Een fysiologische beschadiging van de cel kan optreden door een gebrekkige stofwisseling en door ischemie omwille van occlusie van de bloedvaten, met uiteindelijk celdood tot gevolg. Dit ontstaat als er minder hoge druk gedurende een langere tijd wordt uitgeoefend.
Tussen alle bovenstaande factoren bestaan er complexe relaties.
Druk
Druk kan gedefinieerd worden als een kracht die loodrecht op het weefsel wordt uitgeoefend (figuur 1). Een druk hoger dan de capillaire druk kan een bloedvat dichtdrukken (4). De weerstand van het bloedvat hiertegenover is afhankelijk van de druk in het bloedvat, de dikte van de bloedvatwand, de hoeveelheid vetweefsel en de algemene gezondheidstoestand van de patiënt (2).

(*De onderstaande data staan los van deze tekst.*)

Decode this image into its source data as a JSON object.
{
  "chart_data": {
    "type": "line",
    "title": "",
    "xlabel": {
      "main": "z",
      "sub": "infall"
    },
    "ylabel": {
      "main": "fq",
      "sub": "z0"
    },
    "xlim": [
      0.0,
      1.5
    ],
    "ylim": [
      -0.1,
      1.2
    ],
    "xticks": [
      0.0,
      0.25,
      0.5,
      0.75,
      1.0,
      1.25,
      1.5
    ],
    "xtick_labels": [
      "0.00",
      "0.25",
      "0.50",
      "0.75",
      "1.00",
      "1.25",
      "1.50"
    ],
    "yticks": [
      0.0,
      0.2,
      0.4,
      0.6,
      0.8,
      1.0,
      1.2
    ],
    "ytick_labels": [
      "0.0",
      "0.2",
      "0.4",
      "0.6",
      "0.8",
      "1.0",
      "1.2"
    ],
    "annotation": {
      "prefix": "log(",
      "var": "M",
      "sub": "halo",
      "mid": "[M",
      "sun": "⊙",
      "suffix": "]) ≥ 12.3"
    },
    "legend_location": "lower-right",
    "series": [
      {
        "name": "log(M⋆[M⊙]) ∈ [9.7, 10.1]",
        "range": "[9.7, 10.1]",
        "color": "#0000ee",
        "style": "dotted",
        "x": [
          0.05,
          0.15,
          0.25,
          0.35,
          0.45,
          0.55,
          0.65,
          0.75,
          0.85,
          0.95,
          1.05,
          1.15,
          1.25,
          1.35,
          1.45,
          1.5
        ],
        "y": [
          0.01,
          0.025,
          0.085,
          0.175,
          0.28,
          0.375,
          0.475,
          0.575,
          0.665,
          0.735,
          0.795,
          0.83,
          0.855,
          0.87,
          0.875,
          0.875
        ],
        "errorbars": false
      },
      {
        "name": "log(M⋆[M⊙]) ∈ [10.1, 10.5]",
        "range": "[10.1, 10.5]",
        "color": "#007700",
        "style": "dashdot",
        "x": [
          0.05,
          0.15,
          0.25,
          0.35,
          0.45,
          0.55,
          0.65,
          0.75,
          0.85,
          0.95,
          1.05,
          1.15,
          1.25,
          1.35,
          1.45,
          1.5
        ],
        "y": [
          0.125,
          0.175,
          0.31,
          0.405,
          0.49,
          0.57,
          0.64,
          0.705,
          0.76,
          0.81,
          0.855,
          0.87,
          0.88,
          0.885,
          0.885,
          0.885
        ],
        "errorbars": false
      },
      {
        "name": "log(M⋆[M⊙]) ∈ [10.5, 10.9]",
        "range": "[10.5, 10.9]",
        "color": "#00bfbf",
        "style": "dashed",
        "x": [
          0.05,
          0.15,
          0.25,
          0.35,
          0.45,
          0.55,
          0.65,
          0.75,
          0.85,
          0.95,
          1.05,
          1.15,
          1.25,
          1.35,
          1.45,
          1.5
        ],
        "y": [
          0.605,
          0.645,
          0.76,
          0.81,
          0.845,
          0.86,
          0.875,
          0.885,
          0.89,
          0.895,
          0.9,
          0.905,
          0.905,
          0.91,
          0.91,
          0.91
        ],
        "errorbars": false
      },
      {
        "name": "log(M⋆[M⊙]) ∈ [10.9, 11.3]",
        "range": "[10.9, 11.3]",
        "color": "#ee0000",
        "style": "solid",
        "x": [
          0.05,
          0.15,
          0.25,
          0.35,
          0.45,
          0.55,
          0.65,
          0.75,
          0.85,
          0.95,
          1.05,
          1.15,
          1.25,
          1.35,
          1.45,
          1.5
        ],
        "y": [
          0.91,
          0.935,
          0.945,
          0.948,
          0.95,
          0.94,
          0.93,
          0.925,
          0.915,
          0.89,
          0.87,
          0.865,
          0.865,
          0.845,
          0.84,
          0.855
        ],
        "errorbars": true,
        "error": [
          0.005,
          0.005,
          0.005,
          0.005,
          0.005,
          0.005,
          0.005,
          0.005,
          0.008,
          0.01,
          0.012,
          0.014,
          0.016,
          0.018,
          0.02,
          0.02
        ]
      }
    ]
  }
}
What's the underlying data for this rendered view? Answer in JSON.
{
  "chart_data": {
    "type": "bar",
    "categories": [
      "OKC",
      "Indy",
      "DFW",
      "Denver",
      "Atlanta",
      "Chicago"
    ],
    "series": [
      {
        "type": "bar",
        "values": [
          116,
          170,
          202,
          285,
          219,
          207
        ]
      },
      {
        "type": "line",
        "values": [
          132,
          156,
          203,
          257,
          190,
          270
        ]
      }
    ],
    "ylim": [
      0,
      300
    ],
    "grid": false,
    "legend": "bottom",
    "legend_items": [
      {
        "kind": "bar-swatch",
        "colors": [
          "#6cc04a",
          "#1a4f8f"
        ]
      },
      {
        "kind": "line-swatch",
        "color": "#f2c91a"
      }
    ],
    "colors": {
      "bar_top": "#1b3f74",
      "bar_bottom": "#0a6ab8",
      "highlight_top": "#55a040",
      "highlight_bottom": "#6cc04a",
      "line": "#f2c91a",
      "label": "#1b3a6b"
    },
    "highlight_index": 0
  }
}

Wanneer druk wordt uitgeoefend vlak boven een beenderige structuur, kan dit zich verenigen in het subcutane vet- en spierweefsel. De druk neemt toe met de diepte van het weefsel. Ter hoogte van de huid is de druk het kleinst. Bovendien is de huid mechanisch sterker dan de dieper gelegen weke weefsels. Hierdoor kan een uitgebreide weefselbeschadiging ter hoogte van de diepe weefsels voorkomen zonder dat de huid zelf wordt aangetast (3).
Figuur 1: drukkracht
Schuifkracht
Naast druk kan schuifkracht de aanleiding zijn van decubitus. Schuifkracht kan gedefinieerd worden als een kracht die evenwijdig aan het weefsel wordt uitgeoefend (figuur 2). Wanneer deze kracht kleiner is dan het kleefvermogen van de huid, blijft de huid aan de onderliggende laag kleven en kan het weefsel vervormen. Hierdoor kan decubitus ontstaan (3).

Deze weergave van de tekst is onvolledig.